In a case like this (where the foreground and background are equally lit), you might as well just try to take an exposure without flash, unless you are trying to fill in shadows from uneven or yucky lighting. In both cases, do your best to steady the camera–prop it against something, use a tripod, take many exposures, etc., as movement will be noticable.
A fourth, and more advanced possibility which is probably not doable with your setup, is to set up multiple lights to illuminate the foreground and background separately.
This reminds me, when I used the Nikon P2, I ended up setting it to two-picture burst mode for the handheld no-flash shots. Oftentimes the first picture would be blurred from me pressing the shutter, and the second would be sharp as a tack.
I was working on the assumption that the OP’s camera might not produce very good shots at 400 or 800. As i said, my older camera produces too much noise at those settings, especially in large areas with uniform color and tone. I can get a lot of the noise out using Photoshop and a special noise reduction plugin, but it’s a pain in the ass.

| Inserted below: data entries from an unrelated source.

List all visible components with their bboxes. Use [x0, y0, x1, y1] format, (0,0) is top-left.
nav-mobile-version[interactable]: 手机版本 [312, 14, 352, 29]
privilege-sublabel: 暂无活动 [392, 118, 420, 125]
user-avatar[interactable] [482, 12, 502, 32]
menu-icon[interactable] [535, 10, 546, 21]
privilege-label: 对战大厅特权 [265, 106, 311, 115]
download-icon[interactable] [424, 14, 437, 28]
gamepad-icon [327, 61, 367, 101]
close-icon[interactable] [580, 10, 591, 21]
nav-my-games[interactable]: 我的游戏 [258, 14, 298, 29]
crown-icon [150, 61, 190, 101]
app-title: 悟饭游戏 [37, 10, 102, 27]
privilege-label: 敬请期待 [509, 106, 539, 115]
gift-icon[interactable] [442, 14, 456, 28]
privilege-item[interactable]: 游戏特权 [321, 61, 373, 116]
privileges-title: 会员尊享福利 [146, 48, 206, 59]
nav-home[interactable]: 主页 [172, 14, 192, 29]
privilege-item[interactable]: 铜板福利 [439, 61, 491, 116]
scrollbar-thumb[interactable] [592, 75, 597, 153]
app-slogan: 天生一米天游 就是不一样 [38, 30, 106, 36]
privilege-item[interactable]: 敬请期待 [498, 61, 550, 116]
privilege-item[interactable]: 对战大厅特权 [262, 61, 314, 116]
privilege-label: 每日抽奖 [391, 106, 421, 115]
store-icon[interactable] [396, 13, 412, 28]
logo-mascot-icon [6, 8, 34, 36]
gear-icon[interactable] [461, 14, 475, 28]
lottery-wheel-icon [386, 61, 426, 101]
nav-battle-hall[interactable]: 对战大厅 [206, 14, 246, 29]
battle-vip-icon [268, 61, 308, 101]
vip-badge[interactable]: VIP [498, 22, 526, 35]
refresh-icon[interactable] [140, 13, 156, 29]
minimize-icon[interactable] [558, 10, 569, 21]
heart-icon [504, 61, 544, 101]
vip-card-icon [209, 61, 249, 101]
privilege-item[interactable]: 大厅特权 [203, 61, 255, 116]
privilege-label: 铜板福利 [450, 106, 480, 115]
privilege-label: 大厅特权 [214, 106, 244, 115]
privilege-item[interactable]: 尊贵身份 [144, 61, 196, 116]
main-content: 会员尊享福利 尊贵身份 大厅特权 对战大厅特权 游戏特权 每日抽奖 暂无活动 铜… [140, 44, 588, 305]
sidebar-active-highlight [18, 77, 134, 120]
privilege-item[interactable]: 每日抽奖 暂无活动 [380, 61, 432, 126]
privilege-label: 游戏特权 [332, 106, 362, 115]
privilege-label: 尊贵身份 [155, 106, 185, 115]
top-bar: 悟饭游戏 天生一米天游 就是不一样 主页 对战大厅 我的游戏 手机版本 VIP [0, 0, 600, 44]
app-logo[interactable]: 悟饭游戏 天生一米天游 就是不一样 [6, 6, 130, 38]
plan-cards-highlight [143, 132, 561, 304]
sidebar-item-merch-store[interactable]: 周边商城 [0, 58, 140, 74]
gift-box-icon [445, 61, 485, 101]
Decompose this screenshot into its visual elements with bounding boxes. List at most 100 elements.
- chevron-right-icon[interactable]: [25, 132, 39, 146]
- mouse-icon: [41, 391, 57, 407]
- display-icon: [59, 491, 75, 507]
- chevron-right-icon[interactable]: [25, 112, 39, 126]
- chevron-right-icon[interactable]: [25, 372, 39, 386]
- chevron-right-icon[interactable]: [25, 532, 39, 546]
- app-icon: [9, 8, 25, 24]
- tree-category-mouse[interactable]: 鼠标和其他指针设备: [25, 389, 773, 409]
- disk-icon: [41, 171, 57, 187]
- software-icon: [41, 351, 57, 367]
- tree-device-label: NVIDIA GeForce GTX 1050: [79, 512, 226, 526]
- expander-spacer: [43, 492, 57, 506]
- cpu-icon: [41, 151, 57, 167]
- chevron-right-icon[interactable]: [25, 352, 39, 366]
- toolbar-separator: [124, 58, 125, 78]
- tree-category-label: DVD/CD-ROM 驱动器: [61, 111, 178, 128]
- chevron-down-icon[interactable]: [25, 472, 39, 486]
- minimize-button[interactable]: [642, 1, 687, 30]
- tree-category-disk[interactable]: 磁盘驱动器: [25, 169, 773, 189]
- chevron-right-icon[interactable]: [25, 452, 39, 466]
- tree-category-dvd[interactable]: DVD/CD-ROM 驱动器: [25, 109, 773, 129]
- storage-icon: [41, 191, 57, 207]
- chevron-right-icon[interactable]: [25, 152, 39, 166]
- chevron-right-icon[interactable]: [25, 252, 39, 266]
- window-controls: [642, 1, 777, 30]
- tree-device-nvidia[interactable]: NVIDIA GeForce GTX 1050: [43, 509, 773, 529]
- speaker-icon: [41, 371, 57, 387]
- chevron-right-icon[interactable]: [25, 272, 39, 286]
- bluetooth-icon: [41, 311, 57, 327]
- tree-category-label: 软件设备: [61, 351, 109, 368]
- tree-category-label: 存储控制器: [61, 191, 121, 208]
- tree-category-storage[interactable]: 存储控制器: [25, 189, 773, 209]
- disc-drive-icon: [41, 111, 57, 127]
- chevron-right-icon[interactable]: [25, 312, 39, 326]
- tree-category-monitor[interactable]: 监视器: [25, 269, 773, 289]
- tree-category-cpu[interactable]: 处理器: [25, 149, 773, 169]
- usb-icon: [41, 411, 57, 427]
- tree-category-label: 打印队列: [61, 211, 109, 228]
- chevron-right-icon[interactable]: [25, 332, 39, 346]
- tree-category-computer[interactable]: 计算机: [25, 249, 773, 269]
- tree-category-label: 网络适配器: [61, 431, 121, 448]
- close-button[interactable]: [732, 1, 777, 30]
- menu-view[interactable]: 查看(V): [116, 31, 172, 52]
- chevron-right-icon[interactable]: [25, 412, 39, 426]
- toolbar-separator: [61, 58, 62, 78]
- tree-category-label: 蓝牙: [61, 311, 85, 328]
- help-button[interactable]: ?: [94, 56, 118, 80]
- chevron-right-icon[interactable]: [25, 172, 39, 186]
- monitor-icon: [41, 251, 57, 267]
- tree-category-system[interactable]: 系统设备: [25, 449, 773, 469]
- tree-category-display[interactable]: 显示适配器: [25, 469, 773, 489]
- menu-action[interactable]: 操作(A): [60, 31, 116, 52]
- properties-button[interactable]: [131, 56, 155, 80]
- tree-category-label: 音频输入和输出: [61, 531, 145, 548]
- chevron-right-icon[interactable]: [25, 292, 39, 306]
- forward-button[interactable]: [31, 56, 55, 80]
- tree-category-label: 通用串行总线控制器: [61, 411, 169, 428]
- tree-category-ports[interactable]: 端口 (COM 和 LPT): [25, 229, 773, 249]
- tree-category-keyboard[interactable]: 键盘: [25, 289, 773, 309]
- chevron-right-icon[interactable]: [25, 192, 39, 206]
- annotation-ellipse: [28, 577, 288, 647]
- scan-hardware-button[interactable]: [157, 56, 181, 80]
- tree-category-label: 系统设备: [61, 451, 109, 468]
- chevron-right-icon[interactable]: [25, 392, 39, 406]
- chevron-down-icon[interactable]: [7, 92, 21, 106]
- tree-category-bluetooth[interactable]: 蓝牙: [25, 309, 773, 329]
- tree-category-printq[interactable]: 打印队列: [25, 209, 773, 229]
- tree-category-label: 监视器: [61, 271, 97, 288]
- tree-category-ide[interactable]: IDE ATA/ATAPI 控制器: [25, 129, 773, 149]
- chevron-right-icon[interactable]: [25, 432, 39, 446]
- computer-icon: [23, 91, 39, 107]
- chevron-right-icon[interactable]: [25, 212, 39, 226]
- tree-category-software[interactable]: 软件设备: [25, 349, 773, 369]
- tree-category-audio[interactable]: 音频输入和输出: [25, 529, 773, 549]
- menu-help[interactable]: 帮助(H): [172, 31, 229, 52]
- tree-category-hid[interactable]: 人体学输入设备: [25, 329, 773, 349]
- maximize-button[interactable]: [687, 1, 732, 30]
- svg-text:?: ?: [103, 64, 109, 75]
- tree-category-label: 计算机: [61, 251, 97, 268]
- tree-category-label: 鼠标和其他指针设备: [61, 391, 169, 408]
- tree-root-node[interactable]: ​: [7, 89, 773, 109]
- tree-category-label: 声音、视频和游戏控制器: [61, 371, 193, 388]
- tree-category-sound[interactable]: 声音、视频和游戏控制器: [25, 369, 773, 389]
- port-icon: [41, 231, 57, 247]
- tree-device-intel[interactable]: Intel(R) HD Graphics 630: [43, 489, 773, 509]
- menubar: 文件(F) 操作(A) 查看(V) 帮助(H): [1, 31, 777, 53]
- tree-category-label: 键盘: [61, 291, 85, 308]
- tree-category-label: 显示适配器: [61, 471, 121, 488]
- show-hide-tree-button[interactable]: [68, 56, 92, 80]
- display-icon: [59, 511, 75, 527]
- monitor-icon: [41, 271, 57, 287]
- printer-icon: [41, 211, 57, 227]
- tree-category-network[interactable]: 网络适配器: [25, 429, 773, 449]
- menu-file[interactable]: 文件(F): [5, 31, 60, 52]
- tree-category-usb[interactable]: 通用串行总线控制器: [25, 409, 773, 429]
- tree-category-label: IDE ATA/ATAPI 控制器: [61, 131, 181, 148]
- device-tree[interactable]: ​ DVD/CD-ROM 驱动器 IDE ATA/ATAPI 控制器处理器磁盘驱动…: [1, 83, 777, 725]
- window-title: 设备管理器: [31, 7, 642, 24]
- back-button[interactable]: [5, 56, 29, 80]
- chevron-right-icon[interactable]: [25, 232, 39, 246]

True. The only P&S I’ve seen that is any good at 800 ISO or higher is the Fuji F30. In general, 400 ISO is the highest you want to crank these point and shoots up. I’ve got a Canon SD700, which is relatively new and I won’t shoot it above 400ISO unless there is absolutely no other choice. From what I’ve read about the SD900, it’s good through about 400ISO, and 800ISO can actually produce usable shots, but should only be treated as a last resort.